I don't for a minute think that blogposts about exercise are the most thrilling blogposts , coming slightly below dreams although significantly above cat pictures.
However, because I started writing about my embracing of exercise, if I don't carry on, there will be readers thinking, yeah, we knew it,it would be a passing phase, she'd soon give up. So it acts as a motivation. There is also a part of me that hopes that maybe someone thinks 'bloody hell if that fat lazy cow can do it, there's no excuse for me' and that would be a positive thing in itself. (If they then act on their thought!).
I am pleased to report that my weight is holding absolutely steady since the last time I reported it, which is two kilogrammes heavier than four months ago, and makes me more than twenty kilogrammes overweight. Yet several people have said stuff like "You're looking really well" or "You've lost so much weight". I patiently explain I have lost fat and built muscle.
Jimmy going back to work full time plus not long after the clocks going back has rather stymied the excellent routine and mutual encouragement we had developed. It had been at least a couple of weeks since I got the bike out, lame excuses like it's cold, it's wet, it goes dark early,and the lamest of the lot...the best way to get the bikes out is to wheel them outside the front door of the shed, lock the shed from within, leave by the back door of the shed, lock the kitchen door, go to front door, put on outdoor shoes, go outside front door...at which point there is a risk, however slight, of the bike being nicked. So I decided to carry it through the house, which is a lot less hassle than unbolting and bolting the shed door.
On Saturday I went out to Tooting Common for an hour, and this glorious sunny and clear morning I cycled to the top of Brockwell Park and gazed for many miles across the skyline of London, soaking in the UV Rays of the sun. Really, being out in the cold is no big deal presuming one is well wrapped up and gloved. The cold hits the face initially but that soon goes. Until you stop, then the chill breeze once again hits the face moistened by light sweat a ladylike glow.

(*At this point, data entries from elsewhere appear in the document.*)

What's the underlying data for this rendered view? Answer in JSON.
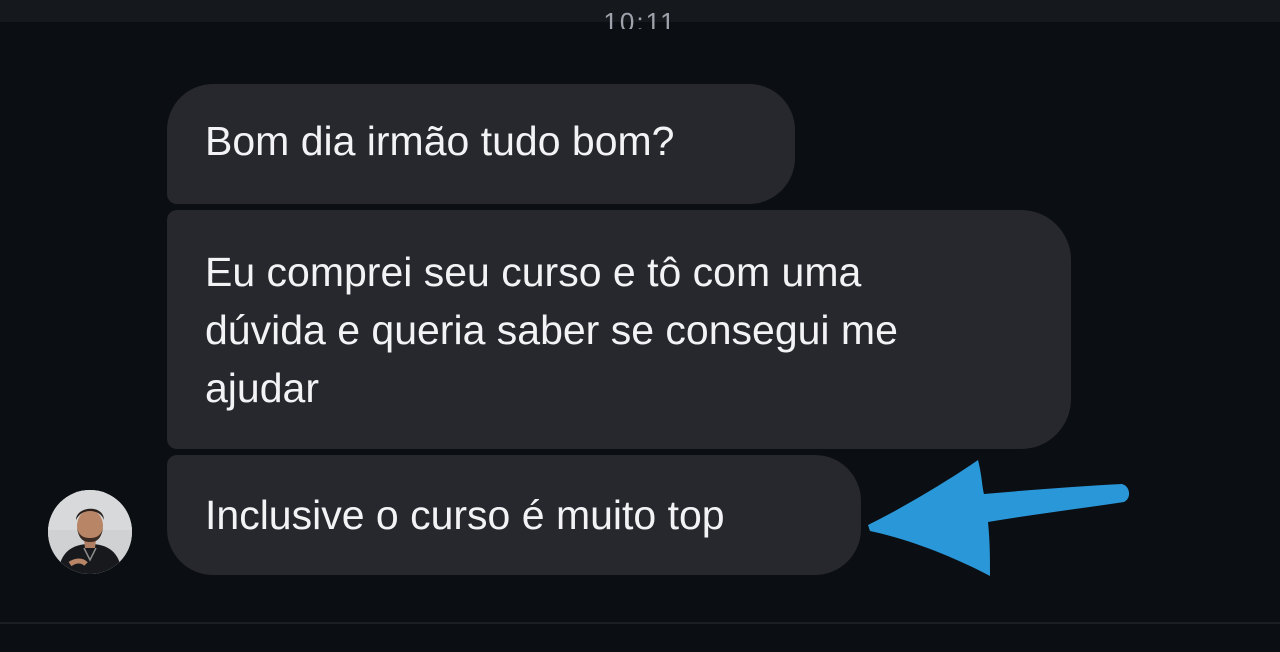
{
  "status": {
    "time": "10:11"
  },
  "conversation": {
    "messages": [
      {
        "lines": [
          "Bom dia irmão tudo bom?"
        ]
      },
      {
        "lines": [
          "Eu comprei seu curso e tô com uma",
          "dúvida e queria saber se consegui me",
          "ajudar"
        ]
      },
      {
        "lines": [
          "Inclusive o curso é muito top"
        ]
      }
    ],
    "sender_avatar_icon": "profile-photo-avatar"
  },
  "annotation": {
    "icon": "arrow-left-icon",
    "color": "#2a97d8"
  },
  "colors": {
    "background": "#0b0e13",
    "bubble": "#26282d",
    "text": "#f3f3f5"
  }
}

I went swimming yesterday evening. I did six lengths to warm up and realised that in that five or so minutes I had effortlessly completed what represented a full session not very long ago. Oh heck, what do I do now? More lengths. One thing that I wonder about. As I get fitter and more muscular I find I am doing more lengths in a shorter time than it took to do fewer. So eg I can do a lot more in 20 minutes than I used to do in 30 minutes. Is it more important to up the number of lengths, in order to continue to do half an hour, or to have a target number of lengths in shrinking time period, or to increase the time and the intensity in the pool?
I picked up a leaflet from my Pharmacist which says being active on five or more days of the week - 30 minutes for general health benefits and 60 minutes to 'help you lose weight and stop the weight going back on'. Then it categorises various activities - eg strolling (light), cycling, 10-12 mph (moderate) or swimming, crawl (vigorous) but doesn't really say whether 60 minutes of 'light' is equivalent to 30 minutes of 'vigorous' or whatever.
And I also don't like that constant use of the word 'weight'. I don't give a damn what I weigh; if I did I would have collapsed disheartened in tears and given up disillusioned by now. I am far more interested in waist measurement, and hip-to-waist ratio (and would be even more interested if I could actually locate my waist). This is known in everyday parlance as dress size. Above my navel I have the beginnings of a muscular and well-defined six-pack; below my navel I have a bloated gut that is not a pretty sight and can only be disguised by my droopy breasts hanging down (that last bit is a joke, my boobs are very pert thank you).
It's not just a theoretical moan with me.
I am absolutely and totally not losing any weight whatsoever, yet I am measurably fitter and clearly less fat than I was four months ago. If I was on some supervised programme, be it Fat Fighters or the NHS, I would be weighed in the balance and found lacking, or rather, found not lacking, but would be judged a failure.
I'm strong, energetic, high self-esteem, high level of knowledge and therefore don't give a shit, but if I were different, I would probably by now have embarked on some lunatic diet contradictory to basic science, would be feeling totally miserable, and would soon fall off the diet, and with the damage done to my metabolism and Christmas looming, I would balloon up by another five kilogrammes or more, or at least a dress size, which would make me more depressed, so launch me onto another faddy diet, doomed to fail, which would notch my fat levels up higher whilst stripping away my muscle.
Surely a major contributory factor to the 'obesity epidemic' is the cynical marketing of and profiteering from stupid damaging diets that screw-up people's bodies. One of the (many) evils of unfettered capitalism.
But what excuse the NHS has, I don't know. Although, significantly, their Change4Life website, about tackling childhood obesity, does not use the word 'weight' once but does say
There is a clear link between having too much fat in your body and preventable illnesses like diabetes, coronary heart disease, cancer and depression.
Which is gratifying. But the Department of Health has a strategy called Healthy Weight, Healthy Lives which does not seem at all helpful. And their PSA target is defined by weight. Sigh. It should be fat. Fat. Fat not weight.